After watched a good movie recently, I decided to add one more category to this Just Have Fun blog, that is movie section, that will discuss about funny, inspirational, or heart-moving films. Now, the movie that inspired me was the western version of Hachiko, that starred by Richard Gere and Joan Allen.
An American adaptation of a Japanese tale about a loyal dog named Hachiko. This very special friend would accompany his master to the train station every day and return each afternoon to greet him after work. Sadly his master departs one day, passes away and never returns to the station.
Hachiko faithfully returns to the same spot at the station the very next day, and every day for the next nine years to wait for his beloved master. During his daily visits, Hachiko touches the lives of many who work near and commute through the town square. He teaches the local people love, compassion and above all unyielding loyalty.
Based on A True Story
In 1924, Hachikō was brought to Tokyo by his owner, Hidesaburō Ueno, a professor in the agriculture department at the University of Tokyo.

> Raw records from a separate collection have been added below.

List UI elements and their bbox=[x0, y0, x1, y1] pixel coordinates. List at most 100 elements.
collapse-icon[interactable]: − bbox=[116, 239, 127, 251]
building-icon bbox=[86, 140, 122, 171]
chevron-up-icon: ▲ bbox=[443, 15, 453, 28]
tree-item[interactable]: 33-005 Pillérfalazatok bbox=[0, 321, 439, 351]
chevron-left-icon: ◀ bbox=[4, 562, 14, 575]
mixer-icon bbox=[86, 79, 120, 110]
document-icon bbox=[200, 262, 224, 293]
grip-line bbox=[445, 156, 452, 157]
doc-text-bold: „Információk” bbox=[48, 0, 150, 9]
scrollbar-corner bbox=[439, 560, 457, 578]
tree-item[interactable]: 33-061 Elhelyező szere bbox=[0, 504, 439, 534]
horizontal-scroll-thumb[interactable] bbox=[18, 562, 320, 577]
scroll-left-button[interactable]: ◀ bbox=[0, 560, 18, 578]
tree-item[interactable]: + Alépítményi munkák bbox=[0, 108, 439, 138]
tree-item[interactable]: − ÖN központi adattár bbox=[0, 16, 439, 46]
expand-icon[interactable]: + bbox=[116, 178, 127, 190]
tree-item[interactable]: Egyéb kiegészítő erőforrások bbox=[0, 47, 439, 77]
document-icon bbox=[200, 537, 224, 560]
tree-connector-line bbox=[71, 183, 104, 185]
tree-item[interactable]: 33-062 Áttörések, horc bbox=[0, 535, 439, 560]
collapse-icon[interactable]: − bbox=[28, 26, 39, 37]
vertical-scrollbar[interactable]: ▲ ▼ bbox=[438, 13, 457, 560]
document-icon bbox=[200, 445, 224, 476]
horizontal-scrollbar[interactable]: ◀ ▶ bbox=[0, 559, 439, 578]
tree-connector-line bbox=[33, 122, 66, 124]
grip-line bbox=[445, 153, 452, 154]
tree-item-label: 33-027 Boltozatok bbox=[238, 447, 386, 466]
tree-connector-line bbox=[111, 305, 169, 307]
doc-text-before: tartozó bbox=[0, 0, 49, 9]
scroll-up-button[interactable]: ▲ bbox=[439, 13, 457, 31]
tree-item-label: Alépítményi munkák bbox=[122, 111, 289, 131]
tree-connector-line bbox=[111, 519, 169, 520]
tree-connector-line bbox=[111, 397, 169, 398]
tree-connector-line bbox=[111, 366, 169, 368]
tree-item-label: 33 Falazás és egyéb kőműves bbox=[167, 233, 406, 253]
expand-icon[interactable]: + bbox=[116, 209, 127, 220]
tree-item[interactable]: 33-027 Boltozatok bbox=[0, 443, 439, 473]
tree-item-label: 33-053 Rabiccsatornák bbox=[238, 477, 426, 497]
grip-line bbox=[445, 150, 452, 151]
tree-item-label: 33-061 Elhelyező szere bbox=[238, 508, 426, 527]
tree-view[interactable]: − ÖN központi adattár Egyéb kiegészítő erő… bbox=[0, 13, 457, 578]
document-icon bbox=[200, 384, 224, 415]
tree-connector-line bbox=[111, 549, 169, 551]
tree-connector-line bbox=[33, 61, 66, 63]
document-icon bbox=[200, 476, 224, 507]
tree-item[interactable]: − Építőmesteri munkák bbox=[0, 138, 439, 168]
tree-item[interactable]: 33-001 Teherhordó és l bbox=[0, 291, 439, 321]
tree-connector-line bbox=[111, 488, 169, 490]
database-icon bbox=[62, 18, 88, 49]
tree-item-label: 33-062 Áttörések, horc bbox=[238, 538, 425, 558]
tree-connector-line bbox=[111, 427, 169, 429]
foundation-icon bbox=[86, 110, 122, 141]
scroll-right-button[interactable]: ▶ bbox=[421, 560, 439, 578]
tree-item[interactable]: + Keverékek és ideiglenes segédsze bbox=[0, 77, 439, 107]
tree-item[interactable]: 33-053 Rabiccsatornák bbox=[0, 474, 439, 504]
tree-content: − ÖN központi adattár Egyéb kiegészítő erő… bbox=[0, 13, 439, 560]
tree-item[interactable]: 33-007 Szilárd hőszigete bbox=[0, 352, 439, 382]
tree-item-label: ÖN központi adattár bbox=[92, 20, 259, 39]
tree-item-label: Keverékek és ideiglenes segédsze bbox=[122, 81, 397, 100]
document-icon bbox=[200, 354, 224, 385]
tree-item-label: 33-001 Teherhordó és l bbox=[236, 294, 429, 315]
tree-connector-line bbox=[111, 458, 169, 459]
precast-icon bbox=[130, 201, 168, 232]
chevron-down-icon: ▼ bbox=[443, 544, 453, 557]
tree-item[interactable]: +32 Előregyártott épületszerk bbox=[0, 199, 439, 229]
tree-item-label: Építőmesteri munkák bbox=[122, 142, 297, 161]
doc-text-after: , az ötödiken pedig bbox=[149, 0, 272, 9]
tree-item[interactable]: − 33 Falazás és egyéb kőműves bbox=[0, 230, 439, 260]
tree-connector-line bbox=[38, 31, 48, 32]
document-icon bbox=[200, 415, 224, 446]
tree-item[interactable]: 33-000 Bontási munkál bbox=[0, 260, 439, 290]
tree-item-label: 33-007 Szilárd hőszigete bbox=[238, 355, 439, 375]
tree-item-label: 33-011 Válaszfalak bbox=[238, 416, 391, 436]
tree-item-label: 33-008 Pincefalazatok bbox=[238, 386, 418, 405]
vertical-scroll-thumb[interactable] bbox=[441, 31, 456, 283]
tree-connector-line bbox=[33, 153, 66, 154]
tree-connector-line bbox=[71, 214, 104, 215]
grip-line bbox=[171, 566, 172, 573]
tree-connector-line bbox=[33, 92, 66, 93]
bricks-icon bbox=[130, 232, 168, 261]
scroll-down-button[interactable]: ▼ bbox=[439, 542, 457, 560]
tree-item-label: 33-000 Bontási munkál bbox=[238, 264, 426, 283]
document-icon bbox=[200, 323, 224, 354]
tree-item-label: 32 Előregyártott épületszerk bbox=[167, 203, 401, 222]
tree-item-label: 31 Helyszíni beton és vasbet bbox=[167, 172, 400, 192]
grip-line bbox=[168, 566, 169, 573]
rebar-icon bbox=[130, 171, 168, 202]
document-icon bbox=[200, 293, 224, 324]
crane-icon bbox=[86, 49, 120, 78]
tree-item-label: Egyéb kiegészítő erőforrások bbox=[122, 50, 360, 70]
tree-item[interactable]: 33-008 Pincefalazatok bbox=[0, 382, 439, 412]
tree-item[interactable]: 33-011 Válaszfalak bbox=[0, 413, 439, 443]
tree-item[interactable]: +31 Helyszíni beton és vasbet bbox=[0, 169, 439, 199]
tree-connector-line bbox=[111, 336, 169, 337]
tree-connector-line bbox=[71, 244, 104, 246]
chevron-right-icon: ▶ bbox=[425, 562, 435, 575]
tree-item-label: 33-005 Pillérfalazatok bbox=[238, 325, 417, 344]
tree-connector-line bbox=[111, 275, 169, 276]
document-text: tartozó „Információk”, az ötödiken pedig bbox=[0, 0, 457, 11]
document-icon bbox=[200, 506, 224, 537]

During his owner's life Hachikō saw him out from the front door and greeted him at the end of the day at the nearby Shibuya Station.
The pair continued their daily routine until May 1925, when Professor Ueno did not return on the usual train one evening. The professor had suffered a heart attack at the university that day. He died and never returned to the train station where his friend was waiting. Hachikō was loyal and every day for the next nine years he waited sitting there amongst the towns folk.
Hachikō was given away after his master's death, but he routinely escaped, showing up again and again at his old home. Eventually, Hachikō apparently realized that Professor Ueno no longer lived at the house. So he went to look for his master at the train station where he had accompanied him so many times before. Each day, Hachikō waited for Professor Ueno to return. And each day he did not see his friend among the commuters at the station.
Professor Ueno's former student returned frequently to visit the dog and over the years published several articles about Hachikō's remarkable loyalty. In 1932 one of these articles, published in Tokyo's largest newspaper, threw the dog into the national spotlight. Hachikō became a national sensation. His faithfulness to his master's memory impressed the people of Japan as a spirit of family loyalty all should strive to achieve. Teachers and parents used Hachikō's vigil as an example for children to follow. A well-known Japanese artist rendered a sculpture of the dog, and throughout the country a new awareness of the Akita breed grew.
Hachikō died on the steps that he waited for his master outside the station on March 8, 1935.
Eventually, Hachiko's legendary faithfulness became a national symbol of loyalty.